Dans un contexte économique fragile, le projet gouvernemental de retraite massive de 300 000 agents publics suscite une opposition frontale de l’Observatoire de la Dépense Publique (ODEP). L’organisation dénonce une mesure « précipitée et mécanique » répondant aux exigences du Fonds Monétaire International plutôt qu’aux réalités sociales congolaises.
Florimond Muteba, président du Conseil d’administration de l’ODEP, fustige dans son communiqué une opération intervenant « dans un contexte de fragilité sociale extrême, marqué par une pauvreté endémique et des conflits armés à l’Est ». La réduction de la masse salariale du gouvernement, érigée en « indicateur de performance macroéconomique » par le FMI dans le cadre de la Facilité Élargie de Crédit, ignorerait délibérément les capacités budgétaires nationales et la soutenabilité du régime de pension.
L’analyse chiffrée de l’ODEP révèle l’ampleur du désastre humanitaire potentiel : chaque agent public soutient en moyenne 7 à 10 personnes, ce qui expose directement entre 2,1 et 3 millions de Congolais à la précarité. Sans dispositif d’accompagnement social, cette retraite forcée des agents publics risque de provoquer un effondrement en cascade du pouvoir d’achat déjà érodé par l’inflation. Le gouvernement joue-t-il inconsidérément avec la stabilité sociale en privilégiant des indicateurs technocratiques ?
L’ombre d’un précédent désastreux plane sur cette réforme administrative. L’ODEP rappelle l’échec cuisant de la première vague de 11 000 retraités en 2022 : « des mois d’attente sans indemnités » ayant plongé des milliers de familles dans « une précarité extrême ». Florimond Muteba souligne amèrement que cette expérience, loin d’être un modèle, a laissé des « séquelles profondes sur le plan humain » – avertissement sans équivoque contre la reproduction d’erreurs aux conséquences démultipliées.

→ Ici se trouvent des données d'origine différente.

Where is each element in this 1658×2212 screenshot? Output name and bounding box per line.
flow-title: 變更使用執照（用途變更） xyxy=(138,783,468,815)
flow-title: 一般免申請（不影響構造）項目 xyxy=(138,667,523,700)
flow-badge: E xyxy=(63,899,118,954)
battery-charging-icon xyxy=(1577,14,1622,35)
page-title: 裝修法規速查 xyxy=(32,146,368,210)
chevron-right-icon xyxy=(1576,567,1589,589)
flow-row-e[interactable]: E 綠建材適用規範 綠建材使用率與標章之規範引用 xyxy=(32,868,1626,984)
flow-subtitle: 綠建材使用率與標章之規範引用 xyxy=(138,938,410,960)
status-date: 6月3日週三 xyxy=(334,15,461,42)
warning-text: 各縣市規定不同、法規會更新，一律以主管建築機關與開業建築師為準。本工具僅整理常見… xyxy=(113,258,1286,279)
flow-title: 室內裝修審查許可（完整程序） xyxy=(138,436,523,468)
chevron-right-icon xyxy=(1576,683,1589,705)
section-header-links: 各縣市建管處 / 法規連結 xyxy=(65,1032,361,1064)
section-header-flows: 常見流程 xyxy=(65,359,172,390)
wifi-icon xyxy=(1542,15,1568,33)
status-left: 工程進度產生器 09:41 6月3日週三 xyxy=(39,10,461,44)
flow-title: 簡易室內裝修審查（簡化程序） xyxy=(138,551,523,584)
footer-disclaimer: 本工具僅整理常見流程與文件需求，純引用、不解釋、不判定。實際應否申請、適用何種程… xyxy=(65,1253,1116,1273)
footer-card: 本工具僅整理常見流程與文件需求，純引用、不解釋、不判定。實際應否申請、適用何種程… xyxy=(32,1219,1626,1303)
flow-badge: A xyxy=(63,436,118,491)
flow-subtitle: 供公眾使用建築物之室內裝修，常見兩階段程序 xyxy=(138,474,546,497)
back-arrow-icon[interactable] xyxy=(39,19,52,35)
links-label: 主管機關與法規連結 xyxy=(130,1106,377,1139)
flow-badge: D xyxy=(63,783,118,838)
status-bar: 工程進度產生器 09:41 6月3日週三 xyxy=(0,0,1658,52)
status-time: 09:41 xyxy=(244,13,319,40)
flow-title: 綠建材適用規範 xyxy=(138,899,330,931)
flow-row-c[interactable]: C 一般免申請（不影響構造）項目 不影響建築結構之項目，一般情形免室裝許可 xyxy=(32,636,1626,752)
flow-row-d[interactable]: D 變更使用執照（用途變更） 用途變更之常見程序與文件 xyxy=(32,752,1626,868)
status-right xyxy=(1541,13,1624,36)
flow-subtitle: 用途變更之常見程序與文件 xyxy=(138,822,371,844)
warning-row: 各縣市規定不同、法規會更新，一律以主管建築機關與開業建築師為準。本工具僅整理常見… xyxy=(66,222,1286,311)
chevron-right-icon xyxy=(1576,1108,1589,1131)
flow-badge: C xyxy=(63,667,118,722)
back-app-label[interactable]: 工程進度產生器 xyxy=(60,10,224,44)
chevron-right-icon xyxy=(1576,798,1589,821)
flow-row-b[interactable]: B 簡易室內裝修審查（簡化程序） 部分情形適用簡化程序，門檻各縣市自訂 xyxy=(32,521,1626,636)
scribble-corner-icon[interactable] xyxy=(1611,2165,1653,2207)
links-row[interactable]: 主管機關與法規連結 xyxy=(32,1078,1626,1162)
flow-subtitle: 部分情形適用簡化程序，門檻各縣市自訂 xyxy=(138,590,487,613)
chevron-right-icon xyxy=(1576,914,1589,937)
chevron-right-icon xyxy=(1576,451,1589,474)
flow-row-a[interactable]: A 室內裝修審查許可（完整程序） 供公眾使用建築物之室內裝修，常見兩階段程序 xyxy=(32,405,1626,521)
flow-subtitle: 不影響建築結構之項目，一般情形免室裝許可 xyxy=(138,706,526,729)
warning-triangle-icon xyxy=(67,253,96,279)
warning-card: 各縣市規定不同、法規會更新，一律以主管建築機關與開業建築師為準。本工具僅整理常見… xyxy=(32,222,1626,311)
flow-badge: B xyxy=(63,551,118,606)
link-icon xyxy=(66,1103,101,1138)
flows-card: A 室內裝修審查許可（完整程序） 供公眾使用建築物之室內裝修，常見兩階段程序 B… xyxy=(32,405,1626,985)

Face à cette menace, l’ODEP exige la suspension immédiate du processus et propose plutôt un « dispositif structuré d’accompagnement social ». Dans un pays où la guerre persiste à l’Est et où l’inflation galope, la priorité devrait être, selon l’observatoire, « la sécurité, la stabilité sociale et la protection du capital humain ». Le gouvernement parviendra-t-il à concilier les impératifs du FMI avec ses obligations constitutionnelles envers les citoyens ?
Cette crise illustre le dilemme des réformes administratives en RDC : comment réduire la masse salariale publique sans sacrifier des droits fondamentaux sur l’autel de l’ajustement budgétaire ? Alors que Kinshasa présente cette retraite massive comme une modernisation nécessaire, l’impact social de la mesure pourrait bien ébranler durablement le contrat social dans un pays où la fonction publique reste un filet de survie pour des millions de ménages. L’opposition de l’ODEP sonne comme un ultime avertissement : sans mécanismes de protection robustes, cette réforme risque de transformer une opération comptable en bombe à retardement sociale.